Estrogen reduces Aβ-induced JNK activation. A, Neuron cultures were treated with 10 nm E2 for the indicated times and then assessed by Western blot with phospho-JNK (p-JNK) (top panel) and pan-JNK (bottom panel) antibodies. B, Blots were quantified by band densitometry for both the 54 kDa (black bars) and 46 kDa (gray bars) JNK forms. C, D, E2 reduces Aβ-induced JNK activation, as shown by both representative Western blots (C) and densitometric quantification of blots (D), in neuron cultures that were pretreated with 10 nm E2 for 60 min, followed by exposure to 25 μm Aβ_25–35 for the indicated times.

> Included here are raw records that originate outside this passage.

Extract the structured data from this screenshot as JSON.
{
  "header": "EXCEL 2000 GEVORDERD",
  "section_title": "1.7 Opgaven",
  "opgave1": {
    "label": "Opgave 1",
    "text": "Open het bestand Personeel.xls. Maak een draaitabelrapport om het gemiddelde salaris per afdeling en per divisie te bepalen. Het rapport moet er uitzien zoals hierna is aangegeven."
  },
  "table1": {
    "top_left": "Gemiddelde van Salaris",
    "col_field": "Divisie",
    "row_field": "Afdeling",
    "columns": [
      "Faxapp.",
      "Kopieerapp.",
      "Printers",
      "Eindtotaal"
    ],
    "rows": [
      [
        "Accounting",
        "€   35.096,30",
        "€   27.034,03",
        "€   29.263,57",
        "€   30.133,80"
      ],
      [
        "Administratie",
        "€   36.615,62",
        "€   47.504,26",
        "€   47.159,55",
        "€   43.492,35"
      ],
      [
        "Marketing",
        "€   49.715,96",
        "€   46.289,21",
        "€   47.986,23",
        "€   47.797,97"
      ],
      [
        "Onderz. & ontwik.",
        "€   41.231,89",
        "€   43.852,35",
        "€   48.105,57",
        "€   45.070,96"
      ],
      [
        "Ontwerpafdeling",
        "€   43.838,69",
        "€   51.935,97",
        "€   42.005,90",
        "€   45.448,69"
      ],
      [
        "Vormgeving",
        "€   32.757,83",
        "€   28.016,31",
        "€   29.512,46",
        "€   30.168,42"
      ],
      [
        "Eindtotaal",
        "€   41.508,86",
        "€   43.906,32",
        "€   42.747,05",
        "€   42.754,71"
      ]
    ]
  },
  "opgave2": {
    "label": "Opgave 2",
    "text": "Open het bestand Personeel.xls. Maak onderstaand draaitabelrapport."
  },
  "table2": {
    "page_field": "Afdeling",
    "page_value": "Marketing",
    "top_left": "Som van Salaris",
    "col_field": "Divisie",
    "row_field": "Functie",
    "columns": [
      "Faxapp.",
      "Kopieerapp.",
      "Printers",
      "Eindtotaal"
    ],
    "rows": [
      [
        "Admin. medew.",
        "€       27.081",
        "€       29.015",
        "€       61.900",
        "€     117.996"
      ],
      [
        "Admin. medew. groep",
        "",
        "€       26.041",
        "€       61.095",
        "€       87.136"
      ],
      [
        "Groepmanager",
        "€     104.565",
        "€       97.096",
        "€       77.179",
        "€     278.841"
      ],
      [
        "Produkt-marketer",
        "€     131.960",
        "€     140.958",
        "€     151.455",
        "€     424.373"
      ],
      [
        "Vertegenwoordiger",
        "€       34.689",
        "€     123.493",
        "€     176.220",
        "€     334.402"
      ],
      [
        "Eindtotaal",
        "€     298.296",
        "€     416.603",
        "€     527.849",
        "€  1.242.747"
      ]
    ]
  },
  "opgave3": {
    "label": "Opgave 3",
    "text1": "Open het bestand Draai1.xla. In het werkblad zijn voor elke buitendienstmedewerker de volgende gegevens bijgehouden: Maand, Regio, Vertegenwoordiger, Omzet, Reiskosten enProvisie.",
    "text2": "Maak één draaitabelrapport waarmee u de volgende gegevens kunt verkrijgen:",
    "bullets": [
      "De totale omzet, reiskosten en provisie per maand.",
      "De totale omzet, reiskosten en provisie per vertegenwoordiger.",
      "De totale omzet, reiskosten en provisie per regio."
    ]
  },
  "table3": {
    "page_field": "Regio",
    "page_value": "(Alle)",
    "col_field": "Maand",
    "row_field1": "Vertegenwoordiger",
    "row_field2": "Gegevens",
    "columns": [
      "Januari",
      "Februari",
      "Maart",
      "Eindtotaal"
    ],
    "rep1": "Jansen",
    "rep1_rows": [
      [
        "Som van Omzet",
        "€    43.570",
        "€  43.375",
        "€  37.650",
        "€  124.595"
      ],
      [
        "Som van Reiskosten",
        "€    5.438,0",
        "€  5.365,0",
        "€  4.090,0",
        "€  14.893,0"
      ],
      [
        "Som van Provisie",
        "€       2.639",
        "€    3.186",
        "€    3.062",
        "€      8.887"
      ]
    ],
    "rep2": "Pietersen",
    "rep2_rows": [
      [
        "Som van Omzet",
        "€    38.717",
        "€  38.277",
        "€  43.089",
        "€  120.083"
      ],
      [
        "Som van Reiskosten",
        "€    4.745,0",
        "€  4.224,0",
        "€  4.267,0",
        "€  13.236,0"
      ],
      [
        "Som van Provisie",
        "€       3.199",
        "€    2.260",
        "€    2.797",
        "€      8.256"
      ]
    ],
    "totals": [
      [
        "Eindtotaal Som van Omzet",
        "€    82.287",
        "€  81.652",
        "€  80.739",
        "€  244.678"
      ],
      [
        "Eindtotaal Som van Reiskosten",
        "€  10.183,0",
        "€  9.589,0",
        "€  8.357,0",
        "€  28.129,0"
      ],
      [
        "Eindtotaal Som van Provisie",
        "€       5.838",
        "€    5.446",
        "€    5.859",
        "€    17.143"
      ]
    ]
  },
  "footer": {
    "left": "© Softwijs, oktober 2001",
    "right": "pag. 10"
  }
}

E, F, Representative Western blots probed with phospho-JNK (top panel) and pan-JNK (bottom panel) antibodies (E) and densitometric quantification of blots (F) show that pretreatment of neuron cultures with 1 μm ICI 182,780 for 60 min attenuates the inhibitory effect of 10 nm E2 treatment on JNK phosphorylation induced by exposure to 25 μm Aβ_25–35 for 6 h. G, H, The JNK inhibitor SP600125 reduces Aβ-induced JNK activation, as shown by representative Western blots (G) and densitometric quantification of blots (H) from lysates of neuron cultures that were pretreated with 100 nm SP600125 for 60 min, followed by exposure to 25 μm Aβ_25–35 for the indicated times. All experiments were repeated in three or more independent culture preparations. Data show mean phospho-JNK:total JNK ratios, normalized to the vehicle control condition. *p < 0.01 relative to matched Aβ_25–35 condition at the same time point; ^#p < 0.01 relative to vehicle control (Ctrl) condition.